Speaking at a London Defence Conference event on Monday – which included arms trade investors – Healey said he wanted to increase military-industrial jobs in “every nation and region of the UK” and promised “a decade of national renewal.” The event was paired with job and investment announcements from several British arms companies, many of which are involved in Britain’s nuclear weapons industry or selling weapons to Israel for its genocide in Gaza.
Not surprisingly, British arms companies and their shareholders are in line for a major boost. The announcement came the same day as new data released by the Stockholm International Peace Research Institute (SIPRI) revealed that profits were skyrocketing at global arms companies. The figures, which account for revenues in 2023 also noted that Britain’s “Atomic Weapons Establishment, which designs, manufactures and maintains nuclear warheads, recorded the largest year-on-year percentage increase in arms revenues (+16 per cent) among UK companies in the Top 100, to reach $2.2 billion.”
But as this 2023 report by the think tank Common Wealth notes, increased government spending to arms companies amounted to “corporate welfare,” as billions of pounds paid by the taxpayer were siphoned off into shareholder profits.

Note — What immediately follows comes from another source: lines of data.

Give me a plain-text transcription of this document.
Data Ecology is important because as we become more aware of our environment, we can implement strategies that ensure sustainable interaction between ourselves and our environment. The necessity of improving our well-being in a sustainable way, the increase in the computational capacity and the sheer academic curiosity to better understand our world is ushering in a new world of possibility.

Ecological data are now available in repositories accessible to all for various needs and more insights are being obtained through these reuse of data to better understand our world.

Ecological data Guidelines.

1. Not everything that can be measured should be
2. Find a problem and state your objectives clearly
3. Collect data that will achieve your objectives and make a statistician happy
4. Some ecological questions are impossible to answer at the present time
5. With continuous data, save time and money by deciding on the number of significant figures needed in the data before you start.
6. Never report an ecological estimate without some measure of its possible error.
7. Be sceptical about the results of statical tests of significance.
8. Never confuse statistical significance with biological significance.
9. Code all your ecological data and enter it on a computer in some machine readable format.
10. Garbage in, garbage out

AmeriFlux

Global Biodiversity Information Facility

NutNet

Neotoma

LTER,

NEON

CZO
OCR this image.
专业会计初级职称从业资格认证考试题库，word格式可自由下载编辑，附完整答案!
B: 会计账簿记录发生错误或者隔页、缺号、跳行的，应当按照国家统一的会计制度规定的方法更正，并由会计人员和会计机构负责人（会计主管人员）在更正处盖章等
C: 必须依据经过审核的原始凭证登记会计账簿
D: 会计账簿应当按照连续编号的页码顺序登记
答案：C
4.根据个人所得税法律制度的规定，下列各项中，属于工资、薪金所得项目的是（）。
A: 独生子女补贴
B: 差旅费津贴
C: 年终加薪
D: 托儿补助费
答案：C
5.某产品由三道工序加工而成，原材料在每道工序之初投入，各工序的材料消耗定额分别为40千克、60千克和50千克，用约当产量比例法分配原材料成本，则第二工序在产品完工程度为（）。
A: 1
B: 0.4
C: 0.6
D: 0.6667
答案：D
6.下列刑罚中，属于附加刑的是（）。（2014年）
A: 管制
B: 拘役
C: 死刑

For instance, the report states that “BAE Systems, the UK’s prime supplier, paid out £7.4 billion to its shareholders between 2012/13 and 2021/22. Over this period, it received 21 per cent of its global revenue from MOD contracts worth £36 billion.”
Responding to Monday’s announcement from the Defence Secretary, CND General Secretary Sophie Bolt said:
“This has nothing to do with national security. More nuclear warheads can’t help local people who have lost their homes to severe flooding. Using public finances to ensure BAE shareholders get huge profits does nothing to boost Britain’s economy or create new jobs. This strategy is all about supporting the US-led war drive, which threatens the whole planet. Instead the government should be working with trade unions to invest in green jobs and diversification away from militarism to develop the massive scale of sustainable energy and energy-saving initiatives that are needed to tackle the climate crisis.”